Alguns pontos positivos, dentre outros, são destacados na competição administrada: a concepção de Estado-rede que orienta essa forma de responsabilização (CASTELLS, 1999), segundo a qual o Estado realiza suas políticas em parceria com a sociedade, dividindo-se a autoridade por uma rede de instituições e reservando para si a coordenação da ação coletiva, a catalisação de energias e a regulação; a ênfase no consumidor dos serviços públicos; e, o mais importante, a criação do espaço público não estatal, que superou a dicotomia clássica Estado versus mercado, a qual não responde aos problemas de provisão dos serviços públicos nem tampouco às demandas de participação dos cidadãos.

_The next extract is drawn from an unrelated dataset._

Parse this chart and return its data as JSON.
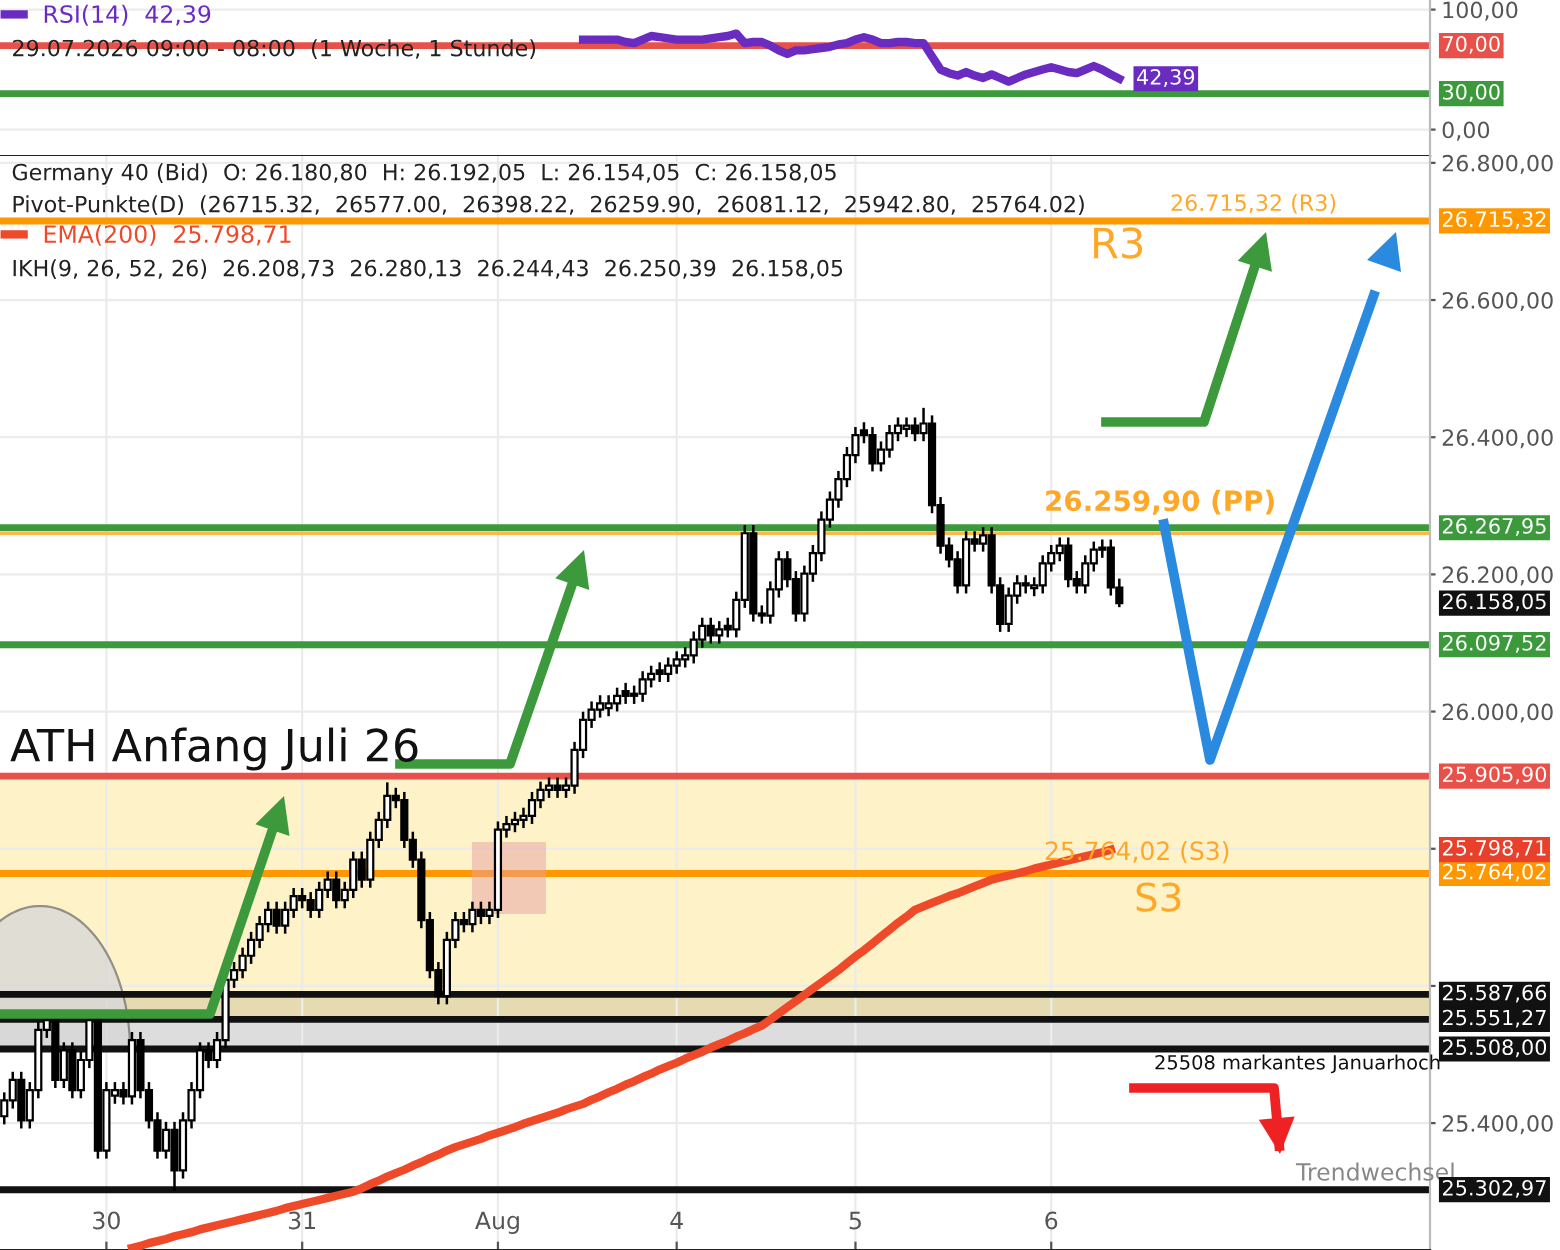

Além disso, para garantir o êxito da responsabilização pela competição administrada, deve ser estabelecido o marco regulatório, que são as regras e as agências, sem prejuízo da implantação dos mecanismos contratuais anteriormente referidos (CONSELHO CIENTÍFICO DO CLAD, 2006).

Cabe, por fim, pontuar que a responsabilização na administração pública é multidimensional e deve ser vista como um sistema integrado, pois nenhuma das formas aqui apresentadas pode dar conta, isoladamente, do problema geral da accountability. Assim, faz- se necessário estabelecer mecanismos complementares entre as formas de responsabilização para fortalecer e facilitar o êxito de cada uma delas. Além disso, devem ser instalados mecanismos de freios e contrapesos (checks and balances) entre as cinco formas de responsabilização, a fim de evitar o desequilíbrio na consecução dos valores ligados à accountability (CONSELHO CIENTÍFICO DO CLAD, 2006).

Em relação aos mecanismos de controle e responsabilização no âmbito dos governos municipais brasileiros, apenas dois estudos são localizados: Rocha (2008), que discute a articulação entre os três instrumentos de planejamento governamental (PPA, LDO e LOA) e como essa articulação permite a responsabilização permanente dos gestores públicos,

e Santos (2008), que examina a eficácia do controle social e do controle exercido pelo Ministério Público em face das políticas públicas.